“M... G,” Pat read. “M. G.? But who is M. G.?”

“Off-hand, I’d say it was Connie’s father, Michael Grady, wouldn’t you?” Simon kissed her and stood up. “Let’s get started, Hoppy. We may be able to dig her old man out of the mountain.”

Chapter seven

The Saint entered by one of the side entrances of the Manhattan Arena and found himself, as he expected, in the office wing of the building. The corridors and reception-rooms were alive with voices and sporting gentry of varied interests and importance, for this was a cross-roads of the indoor sporting world, and through these catacombs paraded its foremost and hindmost representatives.

Simon moved silently and inconspicuously along the shadowed wall of the main hall and stepped into the main reception-room.
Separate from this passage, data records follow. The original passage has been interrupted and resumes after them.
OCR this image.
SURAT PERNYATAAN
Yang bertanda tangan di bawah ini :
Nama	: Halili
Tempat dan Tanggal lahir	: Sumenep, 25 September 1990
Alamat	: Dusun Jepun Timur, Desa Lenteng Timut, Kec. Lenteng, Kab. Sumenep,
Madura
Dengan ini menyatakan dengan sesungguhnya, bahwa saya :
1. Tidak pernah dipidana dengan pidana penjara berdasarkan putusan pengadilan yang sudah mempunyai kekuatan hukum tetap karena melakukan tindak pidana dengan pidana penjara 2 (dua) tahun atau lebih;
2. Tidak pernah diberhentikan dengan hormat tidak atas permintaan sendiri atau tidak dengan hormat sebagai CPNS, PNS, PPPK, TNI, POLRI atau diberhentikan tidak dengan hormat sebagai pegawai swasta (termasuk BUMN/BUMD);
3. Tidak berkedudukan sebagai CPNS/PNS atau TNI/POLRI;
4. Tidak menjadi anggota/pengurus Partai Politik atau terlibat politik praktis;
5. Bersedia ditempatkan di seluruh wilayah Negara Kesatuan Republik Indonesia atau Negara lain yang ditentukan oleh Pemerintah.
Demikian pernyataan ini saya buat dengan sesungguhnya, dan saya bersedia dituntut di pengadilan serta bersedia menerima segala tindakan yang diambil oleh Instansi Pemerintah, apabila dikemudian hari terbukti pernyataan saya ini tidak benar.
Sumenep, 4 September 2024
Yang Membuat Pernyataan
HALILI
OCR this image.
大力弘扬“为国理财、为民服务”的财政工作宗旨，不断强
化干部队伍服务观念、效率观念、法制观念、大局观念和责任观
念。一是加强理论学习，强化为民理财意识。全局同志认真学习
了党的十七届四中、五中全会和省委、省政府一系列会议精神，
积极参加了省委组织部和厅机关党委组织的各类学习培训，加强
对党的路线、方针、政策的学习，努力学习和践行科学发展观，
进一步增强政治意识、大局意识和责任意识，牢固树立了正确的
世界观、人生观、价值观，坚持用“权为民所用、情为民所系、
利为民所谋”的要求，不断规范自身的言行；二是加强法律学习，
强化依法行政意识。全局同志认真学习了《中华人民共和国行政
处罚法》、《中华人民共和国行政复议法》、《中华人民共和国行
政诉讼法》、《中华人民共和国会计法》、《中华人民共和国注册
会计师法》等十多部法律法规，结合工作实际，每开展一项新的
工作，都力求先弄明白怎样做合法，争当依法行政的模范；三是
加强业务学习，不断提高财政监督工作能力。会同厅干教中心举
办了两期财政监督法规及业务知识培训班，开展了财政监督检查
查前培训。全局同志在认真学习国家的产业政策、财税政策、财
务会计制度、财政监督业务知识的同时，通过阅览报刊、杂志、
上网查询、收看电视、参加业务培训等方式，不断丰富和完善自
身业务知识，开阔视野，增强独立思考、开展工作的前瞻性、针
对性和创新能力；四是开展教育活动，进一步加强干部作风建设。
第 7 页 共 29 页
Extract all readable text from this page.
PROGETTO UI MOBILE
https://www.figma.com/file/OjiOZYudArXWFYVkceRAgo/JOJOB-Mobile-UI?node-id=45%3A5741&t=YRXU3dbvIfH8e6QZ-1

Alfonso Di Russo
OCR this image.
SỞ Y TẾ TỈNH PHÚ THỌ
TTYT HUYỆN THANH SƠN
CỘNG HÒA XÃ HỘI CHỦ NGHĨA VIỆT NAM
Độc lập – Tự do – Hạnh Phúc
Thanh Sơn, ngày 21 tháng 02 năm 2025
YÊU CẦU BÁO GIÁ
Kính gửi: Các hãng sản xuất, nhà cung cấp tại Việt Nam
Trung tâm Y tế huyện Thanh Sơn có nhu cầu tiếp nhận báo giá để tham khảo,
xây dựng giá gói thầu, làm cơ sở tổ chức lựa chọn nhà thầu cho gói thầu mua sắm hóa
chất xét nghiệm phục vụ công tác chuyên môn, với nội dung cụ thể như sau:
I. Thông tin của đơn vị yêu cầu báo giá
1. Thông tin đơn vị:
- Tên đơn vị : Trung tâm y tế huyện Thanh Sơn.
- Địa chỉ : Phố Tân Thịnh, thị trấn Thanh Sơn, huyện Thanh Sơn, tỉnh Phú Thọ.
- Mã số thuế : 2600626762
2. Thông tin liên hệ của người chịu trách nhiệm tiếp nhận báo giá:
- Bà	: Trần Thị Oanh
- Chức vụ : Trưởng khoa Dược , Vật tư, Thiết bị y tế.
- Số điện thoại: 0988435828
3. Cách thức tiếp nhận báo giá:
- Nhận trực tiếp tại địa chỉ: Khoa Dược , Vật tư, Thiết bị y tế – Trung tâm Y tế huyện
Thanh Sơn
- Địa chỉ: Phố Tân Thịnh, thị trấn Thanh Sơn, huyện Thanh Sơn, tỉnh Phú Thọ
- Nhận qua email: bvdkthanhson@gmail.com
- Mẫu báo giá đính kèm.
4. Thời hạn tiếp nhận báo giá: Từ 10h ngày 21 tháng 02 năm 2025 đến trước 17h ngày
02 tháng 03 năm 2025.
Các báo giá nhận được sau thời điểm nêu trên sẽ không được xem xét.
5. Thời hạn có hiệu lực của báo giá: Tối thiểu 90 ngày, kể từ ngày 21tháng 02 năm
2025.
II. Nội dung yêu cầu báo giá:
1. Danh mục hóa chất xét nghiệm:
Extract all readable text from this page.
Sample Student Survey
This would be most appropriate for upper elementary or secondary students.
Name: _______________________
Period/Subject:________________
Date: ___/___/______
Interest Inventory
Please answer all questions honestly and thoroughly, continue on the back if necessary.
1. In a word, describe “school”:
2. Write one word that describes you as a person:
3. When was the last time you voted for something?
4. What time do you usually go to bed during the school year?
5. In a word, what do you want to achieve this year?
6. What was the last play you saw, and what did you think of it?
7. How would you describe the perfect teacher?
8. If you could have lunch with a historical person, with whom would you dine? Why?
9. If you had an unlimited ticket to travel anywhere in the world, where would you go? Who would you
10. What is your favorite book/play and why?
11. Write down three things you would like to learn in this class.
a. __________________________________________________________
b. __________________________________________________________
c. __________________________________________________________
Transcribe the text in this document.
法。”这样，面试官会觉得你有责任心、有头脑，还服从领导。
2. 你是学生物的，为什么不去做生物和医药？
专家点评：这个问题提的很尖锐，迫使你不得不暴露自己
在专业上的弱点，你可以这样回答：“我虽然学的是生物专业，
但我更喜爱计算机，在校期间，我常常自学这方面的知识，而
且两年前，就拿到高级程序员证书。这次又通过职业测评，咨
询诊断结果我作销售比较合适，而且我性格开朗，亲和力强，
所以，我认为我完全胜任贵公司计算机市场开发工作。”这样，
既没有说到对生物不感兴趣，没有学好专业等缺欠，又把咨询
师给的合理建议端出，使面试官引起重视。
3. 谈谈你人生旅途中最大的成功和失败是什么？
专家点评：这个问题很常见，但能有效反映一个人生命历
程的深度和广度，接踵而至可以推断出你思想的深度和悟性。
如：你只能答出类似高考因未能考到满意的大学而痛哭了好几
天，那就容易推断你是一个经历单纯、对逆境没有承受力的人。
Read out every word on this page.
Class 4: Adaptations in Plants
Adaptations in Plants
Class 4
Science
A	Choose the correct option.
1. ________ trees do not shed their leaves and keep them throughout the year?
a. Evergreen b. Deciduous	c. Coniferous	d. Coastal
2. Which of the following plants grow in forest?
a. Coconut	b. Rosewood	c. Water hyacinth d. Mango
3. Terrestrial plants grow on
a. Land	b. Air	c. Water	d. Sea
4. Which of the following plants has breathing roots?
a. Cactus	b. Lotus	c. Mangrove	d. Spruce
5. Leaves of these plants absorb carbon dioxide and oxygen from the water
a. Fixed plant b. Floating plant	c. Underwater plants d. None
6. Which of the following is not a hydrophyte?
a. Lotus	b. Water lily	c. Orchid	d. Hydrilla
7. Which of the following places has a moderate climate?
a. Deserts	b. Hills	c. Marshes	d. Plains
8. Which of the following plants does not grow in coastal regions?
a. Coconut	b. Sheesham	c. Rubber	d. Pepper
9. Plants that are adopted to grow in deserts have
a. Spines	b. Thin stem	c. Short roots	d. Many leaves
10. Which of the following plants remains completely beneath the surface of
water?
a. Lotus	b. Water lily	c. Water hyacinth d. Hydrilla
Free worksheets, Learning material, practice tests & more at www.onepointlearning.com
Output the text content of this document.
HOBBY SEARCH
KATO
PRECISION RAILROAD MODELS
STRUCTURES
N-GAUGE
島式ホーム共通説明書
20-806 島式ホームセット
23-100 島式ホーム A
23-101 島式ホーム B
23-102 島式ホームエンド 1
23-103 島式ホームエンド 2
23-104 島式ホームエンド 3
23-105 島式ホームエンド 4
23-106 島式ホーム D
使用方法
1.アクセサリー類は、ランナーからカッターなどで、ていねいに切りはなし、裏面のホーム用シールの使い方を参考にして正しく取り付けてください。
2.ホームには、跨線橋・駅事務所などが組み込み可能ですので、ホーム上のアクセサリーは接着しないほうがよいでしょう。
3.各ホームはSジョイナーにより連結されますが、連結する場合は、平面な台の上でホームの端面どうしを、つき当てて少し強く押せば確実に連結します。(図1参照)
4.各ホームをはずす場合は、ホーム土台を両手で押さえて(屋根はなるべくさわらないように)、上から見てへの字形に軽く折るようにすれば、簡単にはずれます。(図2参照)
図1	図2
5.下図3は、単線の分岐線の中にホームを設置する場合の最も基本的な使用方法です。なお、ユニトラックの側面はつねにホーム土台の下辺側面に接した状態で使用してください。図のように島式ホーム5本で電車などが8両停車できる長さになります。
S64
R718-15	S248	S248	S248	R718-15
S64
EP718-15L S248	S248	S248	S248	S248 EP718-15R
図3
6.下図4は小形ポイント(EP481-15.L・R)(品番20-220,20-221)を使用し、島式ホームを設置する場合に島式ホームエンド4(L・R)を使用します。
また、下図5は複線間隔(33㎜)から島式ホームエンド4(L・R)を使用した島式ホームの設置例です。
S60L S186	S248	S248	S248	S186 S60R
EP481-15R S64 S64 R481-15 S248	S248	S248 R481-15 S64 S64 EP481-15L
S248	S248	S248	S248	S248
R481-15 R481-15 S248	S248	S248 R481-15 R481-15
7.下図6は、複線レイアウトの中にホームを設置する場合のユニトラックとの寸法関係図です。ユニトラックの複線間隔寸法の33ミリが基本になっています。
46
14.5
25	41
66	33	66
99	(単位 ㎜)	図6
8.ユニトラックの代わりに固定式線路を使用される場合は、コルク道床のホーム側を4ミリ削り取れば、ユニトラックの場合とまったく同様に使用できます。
It was a bare and unkempt ante-chamber, its hard chairs and bare benches occupied by a garrulous covey of promoters, managers, sports-writers, ticket speculators, and professional athletes of varied talents and notoriety, all obviously waiting to see the great Mike Grady. A fog of tobacco smoke hung over the room like stale incense burnt to strange and violent gods; the voices of the votaries droned a ragged litany punctuated by coarse yaks of laughter. There was something about them that marked them as a distinct species of metropolitan life; each was subtly akin to the other, no matter how different their outer hides might be. It lay, perhaps, in the mutual boldness of their eyes, the uninhibited expression of primitive emotion, the corner-of-the-mouth asides and the sudden loudly profane rodomontades in lower-bracked dialects. Their eyes appraised him pitilessly as he threaded his way through them, like circus animals taking the measure of a new trainer; but in the same moment their inquisitorial glances flipped away again, as if even under his easy elegance they recognised instinctively a fellow member of their own predatory species.

The girl at the switchboard near Grady’s office door, who doubled as receptionist, surveyed the Saint in the same way as he approached her. But even her deadpan appraisal softened responsively to the intimate flattery of his smile, the irrepressible proposition of his blue eyes, and the devil-may-care lines of chin and mouth... He was opening the door of Grady’s private office before she suddenly remembered her duties as sentry of the sanctum.

“Hey, come back here!” she cried. “You can’t go in there!”

Like other women who had tried to tell the Saint what he couldn’t do, she thought of her objections a little late. The Saint was already in.

Michael Grady was sitting tilted back in his swivel chair, his feet resting on the edge of his huge desk, his broad, snub-nosed face turned upward at the ceiling as he cuddled a telephone in the crook of his jaw and shoulder. His gaze swung downward as he heard the door close, and his eyes, which matched the Saint’s for blueness, bulged with embryonic eruption.